Arrojaron el disco reluciente de aquí para allá varios minutos. Baedecker se sintió inundado por una oleada de afecto.

– ¿Sabes qué creo? -dijo Dave al cabo de un rato.

– ¿Qué crees?

– Creo que el viejo Sam y todos los demás estaban en lo cierto. Dejas atrás todos esos lugares y sigues andando porque el lugar hacia el que te diriges es perfecto. -Atajó el Frisbee y lo sostuvo con ambas manos-. Lo que no comprendieron es que tú lo vuelves perfecto con sólo soñar con él.

Dave caminó hasta el borde del peñasco y alzó el Frisbee hacia las estrellas, una ofrenda.

– Todo termina -dijo. Retrocedió, giró y arrojó el disco por encima del precipicio. Baedecker se le acercó y ambos miraron cómo se remontaba el Frisbee a gran distancia, se ladeaba grácilmente en el claro de luna y se perdía en la oscuridad.

Baedecker caminó de la cabaña al muelle, donde su hijo miraba el lago sentado en la baranda. La radio sólo hacía comentarios sobre la elegancia de la renuncia de Nixon y especulaciones sobre Gerald Ford. Varios periodistas habían comentado animadamente una declaración de Ford: tras varios años en el Congreso, no se había hecho un solo enemigo. El alivio de los periodistas era comprensible -después de soportar durante años a un Nixon que obviamente se creía rodeado de enemigos, el cambio era bienvenido- pero Baedecker recordaba que su padre le había dicho que un hombre se podía juzgar no sólo por sus amigos sino por sus enemigos, y se preguntaba si la afirmación de Ford era de veras una recomendación de integridad.

Scott estaba sentado en la baranda del extremo del muelle. Su camiseta blanca relucía bajo la tenue luz de la luna. El muelle estaba desvencijado aquí y allá, le faltaba un tramo de baranda. Baedecker recordó el olor de madera nueva cuando él y su propio padre estuvieron hablando allí diecisiete años antes.

– Hola -dijo Baedecker.

– Hola. -La voz de Scott ya no era huraña, sólo distante.

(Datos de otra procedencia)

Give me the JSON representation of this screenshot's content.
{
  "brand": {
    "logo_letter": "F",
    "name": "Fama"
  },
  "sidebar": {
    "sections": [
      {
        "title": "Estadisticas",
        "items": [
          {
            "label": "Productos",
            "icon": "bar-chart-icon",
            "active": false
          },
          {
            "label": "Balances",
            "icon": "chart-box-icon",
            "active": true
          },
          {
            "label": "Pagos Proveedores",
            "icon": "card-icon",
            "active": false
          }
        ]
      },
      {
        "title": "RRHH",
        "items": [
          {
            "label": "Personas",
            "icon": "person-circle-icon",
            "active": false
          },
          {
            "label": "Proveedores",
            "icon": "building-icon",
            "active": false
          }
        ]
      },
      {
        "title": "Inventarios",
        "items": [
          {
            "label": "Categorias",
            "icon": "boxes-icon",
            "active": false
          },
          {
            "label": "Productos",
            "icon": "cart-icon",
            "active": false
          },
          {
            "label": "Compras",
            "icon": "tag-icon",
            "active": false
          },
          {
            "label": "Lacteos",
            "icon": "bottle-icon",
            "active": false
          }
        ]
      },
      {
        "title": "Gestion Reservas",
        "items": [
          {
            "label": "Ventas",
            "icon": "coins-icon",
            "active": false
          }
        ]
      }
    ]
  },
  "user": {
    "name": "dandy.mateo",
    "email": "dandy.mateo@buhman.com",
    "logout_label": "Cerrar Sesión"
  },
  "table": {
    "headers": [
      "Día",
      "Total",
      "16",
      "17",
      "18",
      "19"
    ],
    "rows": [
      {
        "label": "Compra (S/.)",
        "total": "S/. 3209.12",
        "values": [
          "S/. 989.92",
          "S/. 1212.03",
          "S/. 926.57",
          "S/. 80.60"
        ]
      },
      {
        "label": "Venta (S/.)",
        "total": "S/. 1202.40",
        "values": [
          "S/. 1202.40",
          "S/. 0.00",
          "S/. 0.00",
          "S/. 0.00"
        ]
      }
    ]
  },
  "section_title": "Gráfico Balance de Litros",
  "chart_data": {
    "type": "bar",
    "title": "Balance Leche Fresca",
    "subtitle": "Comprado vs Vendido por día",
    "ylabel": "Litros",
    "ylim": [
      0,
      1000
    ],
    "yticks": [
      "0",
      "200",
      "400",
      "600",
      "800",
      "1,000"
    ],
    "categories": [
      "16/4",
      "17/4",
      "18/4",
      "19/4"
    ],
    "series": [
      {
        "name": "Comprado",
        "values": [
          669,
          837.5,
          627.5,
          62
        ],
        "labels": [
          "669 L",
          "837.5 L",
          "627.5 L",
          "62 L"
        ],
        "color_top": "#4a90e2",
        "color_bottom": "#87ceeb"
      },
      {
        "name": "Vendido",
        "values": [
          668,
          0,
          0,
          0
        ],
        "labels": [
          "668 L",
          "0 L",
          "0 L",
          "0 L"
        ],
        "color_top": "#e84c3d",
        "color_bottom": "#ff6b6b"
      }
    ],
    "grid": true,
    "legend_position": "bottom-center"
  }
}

– Olvidemos el mal momento, ¿de acuerdo?

– De acuerdo.

Baedecker se apoyó en la baranda y los dos miraron el lago varios minutos. En alguna parte gruñía un motor fueraborda, el sonido llegaba puro y regular a través del agua quieta, pero no se veían luces de navegación. Baedecker vio luciérnagas chispeando en la otra margen, como fogonazos de armas cortas.

– Visité a tu abuelo aquí poco antes de su muerte -dijo Baedecker-. Entonces el lago era más pequeño.

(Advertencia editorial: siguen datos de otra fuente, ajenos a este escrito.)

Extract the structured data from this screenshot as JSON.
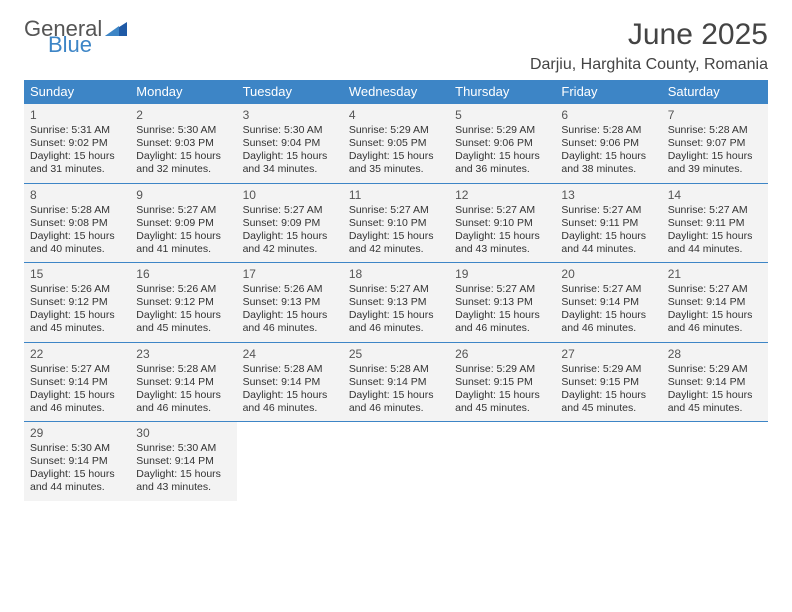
{
  "brand": {
    "general": "General",
    "blue": "Blue"
  },
  "title": "June 2025",
  "location": "Darjiu, Harghita County, Romania",
  "colors": {
    "header_bg": "#3d85c6",
    "header_text": "#ffffff",
    "cell_bg": "#f3f3f3",
    "page_bg": "#ffffff",
    "border": "#3d85c6",
    "logo_gray": "#555555",
    "logo_blue": "#3d85c6"
  },
  "typography": {
    "title_fontsize": 30,
    "location_fontsize": 16,
    "dayhead_fontsize": 13,
    "daynum_fontsize": 12,
    "body_fontsize": 10.5,
    "font_family": "Arial"
  },
  "day_headers": [
    "Sunday",
    "Monday",
    "Tuesday",
    "Wednesday",
    "Thursday",
    "Friday",
    "Saturday"
  ],
  "weeks": [
    [
      {
        "n": "1",
        "sr": "5:31 AM",
        "ss": "9:02 PM",
        "dl": "15 hours and 31 minutes."
      },
      {
        "n": "2",
        "sr": "5:30 AM",
        "ss": "9:03 PM",
        "dl": "15 hours and 32 minutes."
      },
      {
        "n": "3",
        "sr": "5:30 AM",
        "ss": "9:04 PM",
        "dl": "15 hours and 34 minutes."
      },
      {
        "n": "4",
        "sr": "5:29 AM",
        "ss": "9:05 PM",
        "dl": "15 hours and 35 minutes."
      },
      {
        "n": "5",
        "sr": "5:29 AM",
        "ss": "9:06 PM",
        "dl": "15 hours and 36 minutes."
      },
      {
        "n": "6",
        "sr": "5:28 AM",
        "ss": "9:06 PM",
        "dl": "15 hours and 38 minutes."
      },
      {
        "n": "7",
        "sr": "5:28 AM",
        "ss": "9:07 PM",
        "dl": "15 hours and 39 minutes."
      }
    ],
    [
      {
        "n": "8",
        "sr": "5:28 AM",
        "ss": "9:08 PM",
        "dl": "15 hours and 40 minutes."
      },
      {
        "n": "9",
        "sr": "5:27 AM",
        "ss": "9:09 PM",
        "dl": "15 hours and 41 minutes."
      },
      {
        "n": "10",
        "sr": "5:27 AM",
        "ss": "9:09 PM",
        "dl": "15 hours and 42 minutes."
      },
      {
        "n": "11",
        "sr": "5:27 AM",
        "ss": "9:10 PM",
        "dl": "15 hours and 42 minutes."
      },
      {
        "n": "12",
        "sr": "5:27 AM",
        "ss": "9:10 PM",
        "dl": "15 hours and 43 minutes."
      },
      {
        "n": "13",
        "sr": "5:27 AM",
        "ss": "9:11 PM",
        "dl": "15 hours and 44 minutes."
      },
      {
        "n": "14",
        "sr": "5:27 AM",
        "ss": "9:11 PM",
        "dl": "15 hours and 44 minutes."
      }
    ],
    [
      {
        "n": "15",
        "sr": "5:26 AM",
        "ss": "9:12 PM",
        "dl": "15 hours and 45 minutes."
      },
      {
        "n": "16",
        "sr": "5:26 AM",
        "ss": "9:12 PM",
        "dl": "15 hours and 45 minutes."
      },
      {
        "n": "17",
        "sr": "5:26 AM",
        "ss": "9:13 PM",
        "dl": "15 hours and 46 minutes."
      },
      {
        "n": "18",
        "sr": "5:27 AM",
        "ss": "9:13 PM",
        "dl": "15 hours and 46 minutes."
      },
      {
        "n": "19",
        "sr": "5:27 AM",
        "ss": "9:13 PM",
        "dl": "15 hours and 46 minutes."
      },
      {
        "n": "20",
        "sr": "5:27 AM",
        "ss": "9:14 PM",
        "dl": "15 hours and 46 minutes."
      },
      {
        "n": "21",
        "sr": "5:27 AM",
        "ss": "9:14 PM",
        "dl": "15 hours and 46 minutes."
      }
    ],
    [
      {
        "n": "22",
        "sr": "5:27 AM",
        "ss": "9:14 PM",
        "dl": "15 hours and 46 minutes."
      },
      {
        "n": "23",
        "sr": "5:28 AM",
        "ss": "9:14 PM",
        "dl": "15 hours and 46 minutes."
      },
      {
        "n": "24",
        "sr": "5:28 AM",
        "ss": "9:14 PM",
        "dl": "15 hours and 46 minutes."
      },
      {
        "n": "25",
        "sr": "5:28 AM",
        "ss": "9:14 PM",
        "dl": "15 hours and 46 minutes."
      },
      {
        "n": "26",
        "sr": "5:29 AM",
        "ss": "9:15 PM",
        "dl": "15 hours and 45 minutes."
      },
      {
        "n": "27",
        "sr": "5:29 AM",
        "ss": "9:15 PM",
        "dl": "15 hours and 45 minutes."
      },
      {
        "n": "28",
        "sr": "5:29 AM",
        "ss": "9:14 PM",
        "dl": "15 hours and 45 minutes."
      }
    ],
    [
      {
        "n": "29",
        "sr": "5:30 AM",
        "ss": "9:14 PM",
        "dl": "15 hours and 44 minutes."
      },
      {
        "n": "30",
        "sr": "5:30 AM",
        "ss": "9:14 PM",
        "dl": "15 hours and 43 minutes."
      },
      null,
      null,
      null,
      null,
      null
    ]
  ],
  "labels": {
    "sunrise": "Sunrise:",
    "sunset": "Sunset:",
    "daylight": "Daylight:"
  }
}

– ¿Sí? -Scott no manifestó mayor interés. Había nacido ocho años después de la muerte del padre de Baedecker y rara vez demostraba curiosidad por él o su abuela. Los otros abuelos de Scott vivían en una comunidad de jubilados de Florida y le habían mimado desde su nacimiento.

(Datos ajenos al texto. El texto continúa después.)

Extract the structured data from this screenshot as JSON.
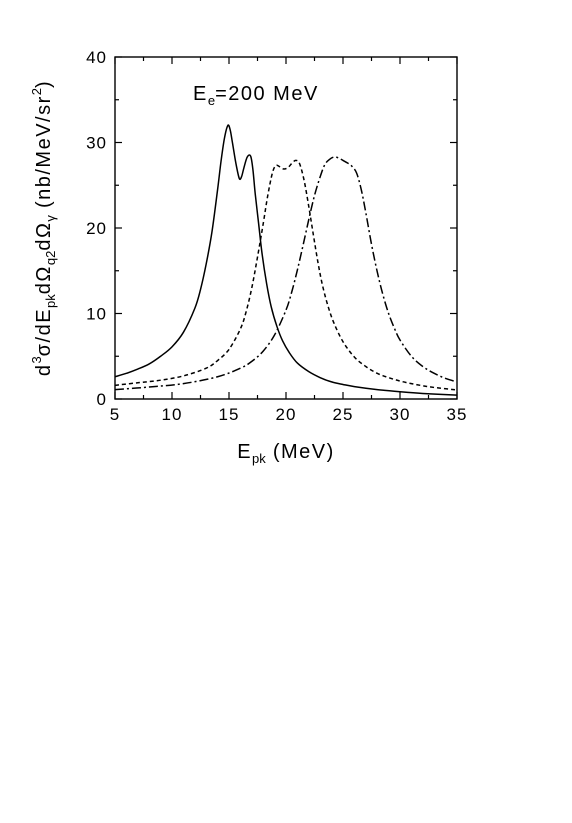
{
  "chart_data": {
    "type": "line",
    "annotation": {
      "main": "E",
      "sub": "e",
      "rest": "=200 MeV"
    },
    "xlabel": {
      "main": "E",
      "sub": "pk",
      "rest": " (MeV)"
    },
    "ylabel": {
      "parts": [
        "d",
        "3",
        "σ/dE",
        "pk",
        "dΩ",
        "q2",
        "dΩ",
        "γ",
        " (nb/MeV/sr",
        "2",
        ")"
      ]
    },
    "xlim": [
      5,
      35
    ],
    "ylim": [
      0,
      40
    ],
    "xticks": [
      5,
      10,
      15,
      20,
      25,
      30,
      35
    ],
    "yticks": [
      0,
      10,
      20,
      30,
      40
    ],
    "grid": false,
    "series": [
      {
        "style": "solid",
        "x": [
          5,
          6,
          7,
          8,
          9,
          10,
          11,
          12,
          12.5,
          13,
          13.5,
          14,
          14.3,
          14.6,
          14.9,
          15.1,
          15.3,
          15.6,
          15.9,
          16.1,
          16.3,
          16.6,
          16.9,
          17.1,
          17.3,
          17.6,
          17.9,
          18.3,
          18.7,
          19.2,
          19.7,
          20.3,
          21,
          22,
          23,
          24,
          25,
          26,
          28,
          30,
          32,
          35
        ],
        "y": [
          2.6,
          3.0,
          3.5,
          4.1,
          5.0,
          6.1,
          7.8,
          10.6,
          12.8,
          15.8,
          19.5,
          24.5,
          27.8,
          30.5,
          32.0,
          31.5,
          30.0,
          27.6,
          25.8,
          26.0,
          27.0,
          28.3,
          28.4,
          26.8,
          24.0,
          20.5,
          17.0,
          13.5,
          10.8,
          8.5,
          6.8,
          5.4,
          4.2,
          3.2,
          2.5,
          2.0,
          1.7,
          1.45,
          1.1,
          0.85,
          0.65,
          0.45
        ]
      },
      {
        "style": "dashed",
        "x": [
          5,
          7,
          9,
          11,
          13,
          14,
          15,
          16,
          16.5,
          17,
          17.5,
          18,
          18.4,
          18.8,
          19.1,
          19.4,
          19.8,
          20.2,
          20.6,
          20.9,
          21.2,
          21.6,
          22,
          22.4,
          22.8,
          23.2,
          23.7,
          24.2,
          25,
          26,
          27,
          28,
          29,
          30,
          31,
          32,
          33,
          35
        ],
        "y": [
          1.6,
          1.9,
          2.2,
          2.7,
          3.6,
          4.5,
          5.8,
          8.2,
          10.2,
          13.0,
          16.6,
          20.5,
          23.8,
          26.4,
          27.3,
          27.2,
          26.9,
          27.1,
          27.7,
          27.9,
          27.5,
          25.5,
          22.5,
          19.2,
          16.0,
          13.3,
          10.8,
          8.9,
          6.7,
          4.9,
          3.8,
          3.0,
          2.5,
          2.1,
          1.8,
          1.55,
          1.35,
          1.05
        ]
      },
      {
        "style": "dash-dot",
        "x": [
          5,
          8,
          11,
          14,
          16,
          17,
          18,
          19,
          20,
          20.5,
          21,
          21.5,
          22,
          22.5,
          23,
          23.4,
          23.8,
          24.2,
          24.6,
          25,
          25.4,
          25.8,
          26.2,
          26.6,
          27,
          27.5,
          28,
          28.5,
          29,
          29.5,
          30,
          31,
          32,
          33,
          34,
          35
        ],
        "y": [
          1.1,
          1.4,
          1.8,
          2.6,
          3.6,
          4.4,
          5.6,
          7.5,
          10.4,
          12.5,
          15.1,
          18.0,
          21.0,
          23.8,
          26.0,
          27.4,
          28.0,
          28.3,
          28.2,
          27.9,
          27.6,
          27.2,
          26.4,
          24.5,
          21.8,
          18.1,
          14.9,
          12.2,
          10.0,
          8.3,
          6.9,
          5.0,
          3.8,
          3.0,
          2.4,
          2.0
        ]
      }
    ]
  }
}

– He pensado que mañana por la mañana podríamos deshacernos de los últimos muebles viejos y tomarnos la tarde libre. ¿Quieres ir a pescar?

– No especialmente -dijo Scott.

Baedecker asintió, tratando de no ceder a su repentina furia.

– De acuerdo -dijo-. Por la tarde trabajaremos en la calzada.

Scott se encogió de hombros.

– ¿Mamá y tú os vais a divorciar? -preguntó.

Baedecker miró a su hijo de diez años.

– No. ¿De dónde has sacado esa idea?

– No os lleváis bien -dijo Scott, aún desafiante pero con un temblor en la voz.

– Eso no es verdad -dijo Baedecker-. Tu madre y yo nos queremos mucho. ¿Por qué dices eso, Scott?